How to set up an inflatable pool.
I wanted a grown-up yard this summer.
With all the yard improvements we’re doing, I just wanted the opportunity to sit in my backyard and enjoy my flowers and junk. Which really means, I didn’t want to stare at the ‘big blue smurf pool’ for two months again.
Talked myself into it I did! We were gonna go CAMPING. LOTS. We would not need the pool. Spend the chlorine funds on campground fun instead. We had it all planned out.
And then it got hot. REEEELLY hot. Like in one day.
That did it! Big Blue, (our inflatable above ground pool) was making a return appearance once again.
How to set up an inflatable pool.
Have you been curious about these things? Everyone and their dog has one by now so if you don’t, quick, get’tem while they’re still… BLUE. In fact, you can have mine. I’m waiting for something a little more in keeping with the yard surroundings myself.
Truth be told, they’re pretty easy keepers and well worth it vs. getting heat stroke. You can either treat them with chlorine (which we do) or you can get a salt water system. A salt water system is easier to keep up but the apparatus costs more than the pool itself and is a bad idea if you’re camping. They stop working if the salt is too low. And no one likes a green water pool.
Our above ground pool measures at 4′ high by 15′ feet and the brand is Easy Set. This is our second and I like this size much better than the one smaller. This one caters to an adult floating around on something as well, which is nice.
So… here’s how we put one of these up.
1. Level the ground first.
- Ensure the ground / lawn / soil is smooth.
- Use a shovel to dig out bumps, and a rake to smooth things out.
- Remove every rock you can find.
I didn’t smooth the surface last year. Just plunked the works down. And stubbed my toe all summer long on this big rock underneath. It pays to take some time and make sure the ground is level and as smooth as possible.
Chances are you won’t have dirt to deal with. The first year we didn’t either. But with the pool returning each summer to the same spot, the pool indeed has its special dirt spot now thanks to the dead lawn underneath. When the pool comes down at the end of the season, I just move the trampoline over the same spot which measures about the same size. Works out well.
2. Spread out a tarp.
- Position the tarp where you desire the pool to sit.
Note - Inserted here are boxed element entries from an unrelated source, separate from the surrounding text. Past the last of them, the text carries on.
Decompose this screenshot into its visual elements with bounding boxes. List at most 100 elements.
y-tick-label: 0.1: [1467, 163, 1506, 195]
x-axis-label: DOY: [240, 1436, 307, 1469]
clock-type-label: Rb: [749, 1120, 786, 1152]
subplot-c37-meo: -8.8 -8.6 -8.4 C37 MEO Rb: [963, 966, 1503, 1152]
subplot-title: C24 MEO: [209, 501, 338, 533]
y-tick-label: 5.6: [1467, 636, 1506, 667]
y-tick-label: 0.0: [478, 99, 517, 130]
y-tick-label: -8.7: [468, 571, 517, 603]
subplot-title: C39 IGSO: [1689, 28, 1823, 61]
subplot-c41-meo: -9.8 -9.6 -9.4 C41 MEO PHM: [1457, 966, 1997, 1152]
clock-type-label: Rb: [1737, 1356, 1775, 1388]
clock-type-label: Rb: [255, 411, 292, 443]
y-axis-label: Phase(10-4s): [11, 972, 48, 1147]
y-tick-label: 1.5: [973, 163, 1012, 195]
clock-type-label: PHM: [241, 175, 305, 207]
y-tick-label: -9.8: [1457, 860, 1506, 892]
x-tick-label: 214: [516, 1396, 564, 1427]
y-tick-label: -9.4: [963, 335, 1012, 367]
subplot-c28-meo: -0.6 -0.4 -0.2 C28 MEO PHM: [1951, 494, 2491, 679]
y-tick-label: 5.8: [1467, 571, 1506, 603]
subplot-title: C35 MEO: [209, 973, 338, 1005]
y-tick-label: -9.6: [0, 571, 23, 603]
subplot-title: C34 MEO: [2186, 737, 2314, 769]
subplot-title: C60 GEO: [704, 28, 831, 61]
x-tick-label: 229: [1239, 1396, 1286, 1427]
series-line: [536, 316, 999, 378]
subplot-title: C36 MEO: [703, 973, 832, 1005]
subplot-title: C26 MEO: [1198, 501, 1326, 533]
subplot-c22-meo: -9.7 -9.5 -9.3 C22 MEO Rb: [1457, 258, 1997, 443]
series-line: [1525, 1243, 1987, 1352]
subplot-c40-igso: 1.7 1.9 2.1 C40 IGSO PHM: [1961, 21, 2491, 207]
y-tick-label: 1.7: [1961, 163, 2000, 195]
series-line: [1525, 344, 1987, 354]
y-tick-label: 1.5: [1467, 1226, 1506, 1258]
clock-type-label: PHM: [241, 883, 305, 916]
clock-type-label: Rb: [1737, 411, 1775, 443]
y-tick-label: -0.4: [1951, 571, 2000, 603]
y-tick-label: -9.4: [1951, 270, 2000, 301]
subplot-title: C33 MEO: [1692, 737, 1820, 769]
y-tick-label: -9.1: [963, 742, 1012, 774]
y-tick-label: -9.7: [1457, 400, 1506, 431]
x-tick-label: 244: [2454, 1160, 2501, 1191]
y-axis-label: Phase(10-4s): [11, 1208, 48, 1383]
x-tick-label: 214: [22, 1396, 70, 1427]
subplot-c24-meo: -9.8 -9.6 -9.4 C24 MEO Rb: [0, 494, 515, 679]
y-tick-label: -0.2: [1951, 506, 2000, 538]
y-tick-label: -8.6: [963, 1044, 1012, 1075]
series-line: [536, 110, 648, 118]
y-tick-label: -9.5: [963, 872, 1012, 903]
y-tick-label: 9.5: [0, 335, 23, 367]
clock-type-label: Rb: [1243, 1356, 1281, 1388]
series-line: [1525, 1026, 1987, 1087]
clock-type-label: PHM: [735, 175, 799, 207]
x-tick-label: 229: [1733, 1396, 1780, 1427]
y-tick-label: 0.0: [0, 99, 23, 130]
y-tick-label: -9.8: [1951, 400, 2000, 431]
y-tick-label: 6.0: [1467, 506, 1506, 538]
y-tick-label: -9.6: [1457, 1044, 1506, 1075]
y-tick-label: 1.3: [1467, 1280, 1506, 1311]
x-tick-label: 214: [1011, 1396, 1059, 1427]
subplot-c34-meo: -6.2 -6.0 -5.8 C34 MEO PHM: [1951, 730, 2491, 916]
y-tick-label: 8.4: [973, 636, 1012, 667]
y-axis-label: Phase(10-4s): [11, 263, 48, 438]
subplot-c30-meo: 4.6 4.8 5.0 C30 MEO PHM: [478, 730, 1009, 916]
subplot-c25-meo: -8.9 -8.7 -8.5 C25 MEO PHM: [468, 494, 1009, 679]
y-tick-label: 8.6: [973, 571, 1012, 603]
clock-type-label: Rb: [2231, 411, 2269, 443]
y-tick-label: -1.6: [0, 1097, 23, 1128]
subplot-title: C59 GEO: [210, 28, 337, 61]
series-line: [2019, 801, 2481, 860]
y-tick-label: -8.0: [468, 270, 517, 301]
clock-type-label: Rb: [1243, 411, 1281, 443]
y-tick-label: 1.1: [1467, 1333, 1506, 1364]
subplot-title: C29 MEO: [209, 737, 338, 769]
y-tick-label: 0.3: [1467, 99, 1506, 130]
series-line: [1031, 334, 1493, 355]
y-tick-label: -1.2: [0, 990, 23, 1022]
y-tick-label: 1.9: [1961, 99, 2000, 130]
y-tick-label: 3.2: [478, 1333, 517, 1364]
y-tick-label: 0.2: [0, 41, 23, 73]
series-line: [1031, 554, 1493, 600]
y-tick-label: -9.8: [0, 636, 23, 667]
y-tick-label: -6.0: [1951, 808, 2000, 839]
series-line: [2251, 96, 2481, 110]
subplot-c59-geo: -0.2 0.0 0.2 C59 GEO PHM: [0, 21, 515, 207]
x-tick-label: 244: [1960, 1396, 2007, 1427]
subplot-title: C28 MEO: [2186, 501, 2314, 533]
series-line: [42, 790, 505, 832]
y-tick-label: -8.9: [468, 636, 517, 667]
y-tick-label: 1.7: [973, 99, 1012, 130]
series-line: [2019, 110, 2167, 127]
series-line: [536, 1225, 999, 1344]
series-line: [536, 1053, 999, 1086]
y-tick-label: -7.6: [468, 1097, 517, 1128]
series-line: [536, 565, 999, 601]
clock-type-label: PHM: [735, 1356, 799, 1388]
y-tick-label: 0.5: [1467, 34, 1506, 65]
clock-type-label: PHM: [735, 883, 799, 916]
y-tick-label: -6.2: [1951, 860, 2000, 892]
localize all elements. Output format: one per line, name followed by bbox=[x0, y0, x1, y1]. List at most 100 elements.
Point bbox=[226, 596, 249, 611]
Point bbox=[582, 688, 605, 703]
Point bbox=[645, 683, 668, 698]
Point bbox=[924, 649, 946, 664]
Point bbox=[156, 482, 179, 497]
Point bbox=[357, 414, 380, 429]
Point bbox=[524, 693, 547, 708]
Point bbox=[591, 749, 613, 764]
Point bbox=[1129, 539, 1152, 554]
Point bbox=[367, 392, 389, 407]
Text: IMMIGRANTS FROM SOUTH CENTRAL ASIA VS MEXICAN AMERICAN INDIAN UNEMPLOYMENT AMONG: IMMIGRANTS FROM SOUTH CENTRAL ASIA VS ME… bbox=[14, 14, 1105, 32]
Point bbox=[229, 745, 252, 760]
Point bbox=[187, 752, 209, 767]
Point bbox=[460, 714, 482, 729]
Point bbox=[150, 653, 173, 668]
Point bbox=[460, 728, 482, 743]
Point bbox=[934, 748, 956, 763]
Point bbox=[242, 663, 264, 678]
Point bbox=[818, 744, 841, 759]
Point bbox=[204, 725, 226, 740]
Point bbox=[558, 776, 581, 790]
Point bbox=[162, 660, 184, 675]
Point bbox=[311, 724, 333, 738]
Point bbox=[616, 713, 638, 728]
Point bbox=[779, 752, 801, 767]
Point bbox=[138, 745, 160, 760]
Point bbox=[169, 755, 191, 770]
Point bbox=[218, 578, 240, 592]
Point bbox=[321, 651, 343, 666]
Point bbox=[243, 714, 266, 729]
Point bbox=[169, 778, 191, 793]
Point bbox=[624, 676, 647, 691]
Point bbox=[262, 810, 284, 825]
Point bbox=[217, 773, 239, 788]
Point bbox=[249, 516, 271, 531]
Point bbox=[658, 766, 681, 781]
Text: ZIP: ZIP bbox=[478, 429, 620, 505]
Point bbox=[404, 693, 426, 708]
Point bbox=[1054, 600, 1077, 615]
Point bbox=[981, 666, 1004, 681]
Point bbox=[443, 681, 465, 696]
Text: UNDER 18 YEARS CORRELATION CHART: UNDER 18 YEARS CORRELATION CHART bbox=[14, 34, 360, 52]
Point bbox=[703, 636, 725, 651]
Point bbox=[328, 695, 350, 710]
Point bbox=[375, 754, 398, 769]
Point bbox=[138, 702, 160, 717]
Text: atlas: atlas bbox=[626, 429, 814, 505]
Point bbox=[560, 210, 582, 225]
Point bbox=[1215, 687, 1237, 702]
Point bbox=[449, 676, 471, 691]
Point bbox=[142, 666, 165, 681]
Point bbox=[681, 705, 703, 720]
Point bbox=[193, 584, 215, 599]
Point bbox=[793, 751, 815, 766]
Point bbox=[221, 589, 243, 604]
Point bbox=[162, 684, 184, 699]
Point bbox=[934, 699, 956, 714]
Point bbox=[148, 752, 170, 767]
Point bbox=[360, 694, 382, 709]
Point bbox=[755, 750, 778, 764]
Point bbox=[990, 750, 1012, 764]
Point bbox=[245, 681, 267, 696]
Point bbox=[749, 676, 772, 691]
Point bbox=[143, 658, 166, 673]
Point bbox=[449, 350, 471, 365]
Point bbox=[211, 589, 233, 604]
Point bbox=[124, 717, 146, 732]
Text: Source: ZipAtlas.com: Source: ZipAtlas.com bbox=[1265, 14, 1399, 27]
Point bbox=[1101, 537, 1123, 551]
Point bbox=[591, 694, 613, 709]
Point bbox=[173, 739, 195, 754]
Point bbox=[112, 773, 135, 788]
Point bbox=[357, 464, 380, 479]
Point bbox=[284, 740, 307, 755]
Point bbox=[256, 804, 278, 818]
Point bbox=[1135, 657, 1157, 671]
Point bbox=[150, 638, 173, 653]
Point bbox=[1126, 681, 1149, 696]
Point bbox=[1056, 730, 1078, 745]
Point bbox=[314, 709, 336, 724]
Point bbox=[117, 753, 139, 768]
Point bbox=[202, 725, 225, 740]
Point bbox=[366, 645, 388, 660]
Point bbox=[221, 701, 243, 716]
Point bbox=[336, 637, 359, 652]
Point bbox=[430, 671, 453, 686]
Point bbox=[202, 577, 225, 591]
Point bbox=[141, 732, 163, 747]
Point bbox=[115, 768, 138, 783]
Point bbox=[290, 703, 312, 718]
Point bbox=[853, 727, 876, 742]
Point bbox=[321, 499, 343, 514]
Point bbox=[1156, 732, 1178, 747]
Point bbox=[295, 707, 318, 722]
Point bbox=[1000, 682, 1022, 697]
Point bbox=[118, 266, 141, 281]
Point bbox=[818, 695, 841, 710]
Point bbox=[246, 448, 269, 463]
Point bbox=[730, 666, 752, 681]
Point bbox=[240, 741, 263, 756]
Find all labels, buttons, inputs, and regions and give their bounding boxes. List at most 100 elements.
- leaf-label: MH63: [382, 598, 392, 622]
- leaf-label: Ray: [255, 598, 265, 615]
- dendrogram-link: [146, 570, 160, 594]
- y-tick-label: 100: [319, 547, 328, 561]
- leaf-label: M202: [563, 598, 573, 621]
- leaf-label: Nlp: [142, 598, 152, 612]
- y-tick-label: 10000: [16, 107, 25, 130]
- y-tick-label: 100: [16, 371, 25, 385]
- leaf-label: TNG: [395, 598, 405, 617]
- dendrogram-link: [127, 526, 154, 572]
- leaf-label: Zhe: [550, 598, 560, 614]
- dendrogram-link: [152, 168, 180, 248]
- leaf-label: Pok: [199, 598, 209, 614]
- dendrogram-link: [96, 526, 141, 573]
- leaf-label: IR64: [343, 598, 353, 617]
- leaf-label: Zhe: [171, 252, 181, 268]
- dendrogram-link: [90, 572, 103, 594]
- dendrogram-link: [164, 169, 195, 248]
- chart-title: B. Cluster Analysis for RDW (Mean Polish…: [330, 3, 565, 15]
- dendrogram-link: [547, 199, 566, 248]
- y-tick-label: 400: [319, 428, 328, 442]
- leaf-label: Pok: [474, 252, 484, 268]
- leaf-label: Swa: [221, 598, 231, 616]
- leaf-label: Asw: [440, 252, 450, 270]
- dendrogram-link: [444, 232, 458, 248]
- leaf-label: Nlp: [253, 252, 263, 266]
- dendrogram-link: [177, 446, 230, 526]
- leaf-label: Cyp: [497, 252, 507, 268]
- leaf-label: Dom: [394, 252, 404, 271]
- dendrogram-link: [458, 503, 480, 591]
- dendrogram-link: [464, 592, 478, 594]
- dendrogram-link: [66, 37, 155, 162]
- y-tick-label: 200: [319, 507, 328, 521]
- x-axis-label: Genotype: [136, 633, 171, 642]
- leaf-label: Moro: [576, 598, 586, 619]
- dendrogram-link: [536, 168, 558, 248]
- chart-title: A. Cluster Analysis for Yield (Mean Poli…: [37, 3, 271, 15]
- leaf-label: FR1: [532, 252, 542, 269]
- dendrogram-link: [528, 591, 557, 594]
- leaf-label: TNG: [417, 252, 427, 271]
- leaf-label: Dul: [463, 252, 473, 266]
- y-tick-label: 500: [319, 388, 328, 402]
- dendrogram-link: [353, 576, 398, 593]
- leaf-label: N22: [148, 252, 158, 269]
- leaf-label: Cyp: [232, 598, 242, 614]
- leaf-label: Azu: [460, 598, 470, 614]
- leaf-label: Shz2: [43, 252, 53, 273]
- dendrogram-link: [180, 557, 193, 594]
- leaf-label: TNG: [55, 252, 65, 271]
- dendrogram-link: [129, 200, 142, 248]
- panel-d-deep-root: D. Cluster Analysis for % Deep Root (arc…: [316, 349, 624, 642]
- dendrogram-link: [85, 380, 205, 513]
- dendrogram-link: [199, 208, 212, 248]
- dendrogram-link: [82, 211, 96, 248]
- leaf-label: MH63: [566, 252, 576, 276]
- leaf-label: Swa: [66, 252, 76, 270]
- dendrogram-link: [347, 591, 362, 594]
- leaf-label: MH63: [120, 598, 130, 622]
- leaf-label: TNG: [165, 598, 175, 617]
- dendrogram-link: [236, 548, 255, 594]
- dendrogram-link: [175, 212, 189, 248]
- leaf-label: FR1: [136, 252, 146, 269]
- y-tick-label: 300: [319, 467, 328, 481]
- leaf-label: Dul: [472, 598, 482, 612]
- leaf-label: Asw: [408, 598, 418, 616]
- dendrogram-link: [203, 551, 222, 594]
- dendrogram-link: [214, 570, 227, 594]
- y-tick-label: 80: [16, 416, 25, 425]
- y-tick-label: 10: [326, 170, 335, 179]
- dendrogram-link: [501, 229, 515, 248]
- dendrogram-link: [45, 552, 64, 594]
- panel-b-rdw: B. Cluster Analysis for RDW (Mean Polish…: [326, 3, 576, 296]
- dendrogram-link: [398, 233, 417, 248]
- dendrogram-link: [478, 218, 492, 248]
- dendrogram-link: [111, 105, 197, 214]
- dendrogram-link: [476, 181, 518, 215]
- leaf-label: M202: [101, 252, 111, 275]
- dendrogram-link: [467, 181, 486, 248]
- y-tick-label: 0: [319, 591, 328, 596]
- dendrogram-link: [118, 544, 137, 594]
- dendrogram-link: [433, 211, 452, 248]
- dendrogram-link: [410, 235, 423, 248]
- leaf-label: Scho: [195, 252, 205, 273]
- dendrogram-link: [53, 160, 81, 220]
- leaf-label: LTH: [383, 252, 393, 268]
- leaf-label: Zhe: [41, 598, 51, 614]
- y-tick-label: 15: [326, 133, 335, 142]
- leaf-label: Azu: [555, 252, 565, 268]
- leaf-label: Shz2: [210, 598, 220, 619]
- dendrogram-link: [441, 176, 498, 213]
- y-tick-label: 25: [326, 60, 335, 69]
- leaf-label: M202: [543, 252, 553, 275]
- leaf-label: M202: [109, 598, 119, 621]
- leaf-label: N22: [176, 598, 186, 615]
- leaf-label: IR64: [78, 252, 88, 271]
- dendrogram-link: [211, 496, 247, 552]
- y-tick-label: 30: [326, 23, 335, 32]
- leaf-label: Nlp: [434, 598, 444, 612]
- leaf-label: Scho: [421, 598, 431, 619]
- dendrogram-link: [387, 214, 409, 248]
- Place something on all 4 corners to weigh it down.
Our pool came with a tarp. But if yours doesn’t, I suggest to put one down. You can always cut it down to desired size after the pool is set up.
We ensured the lawnmower could get around the entire tarp easily.
Location near an electrical source should also be considered, if you plan to use a pump.
Check for any rips or holes, and patch with duct tape where needed.
The idea is to protect the bottom of the pool, not for the pool to be on the ground, which can lead to punctures.
3. Position the pool in the centre of the tarp, adjusting to ensure the pump apparatus is facing power.
Pull at the edges of the pool bottom to flatten the bottom out completely. Take some extra time ensuring the bottom is completely smooth, or you’ll feel ripples underfoot when you use the pool once full.
4. Inflate the top ring.
The pool instructions will likely suggest to fill the ring with air using a hand pump, which is safest.
I personally used our air compressor turned on at the lowest setting, paying special attention to not over inflating it, or the ring will pop.
5. Do a thorough cleaning of the inside of the pool before filling with water.
Kick off your shoes because you’re goin’ in. Wipe the floor spotless, while removing all soap if any is used.
I used a cloth covered sponge for this cleaning task. Worked great!
6. Hook up the pump hoses to the pool and pump.
The hoses have clamps, so all you need is a screwdriver.Two hoses hook up directly to the pool and two hoses hook up to the pump.
The hoses are labeled as to which go to the pump and which to the pool. Refer to your pool manual, and look for the + and – symbols.
Don’t plug the pump in until the pool is full. You need water running through the pump first.
7. Use a water hose to fill up the pool.
I removed the spray nozzle off the water hose and allowed the water to free-flow into the pool.
Happy kid tip: Allow desperately hot child to lay down and watch the water flow in because it makes him happy. Which makes you happy. And yes, I waded in there too.
8. Fill pool until full. It took us 1.5 days with the water turned off at night.
Throw in pool noodles while the pool fills because you’re DESPERATE.
It’s like watching paint dry. Best to go do something else because you won’t be swimming today unless you just want to sit.
9. Once pool is full, add chemicals, and place pool cover over top.
Uncover during the day so the water can warm up from the sunshine! And with any luck, you’ll be swimming as soon as you can handle the water temperature.
10. Welcome home Big Blue! We’re back in business!
And then it rained.
Whatever. At least we aren’t hot anymore.
Who else has one of these inflatables? Any tips on how you set up an inflatable pool?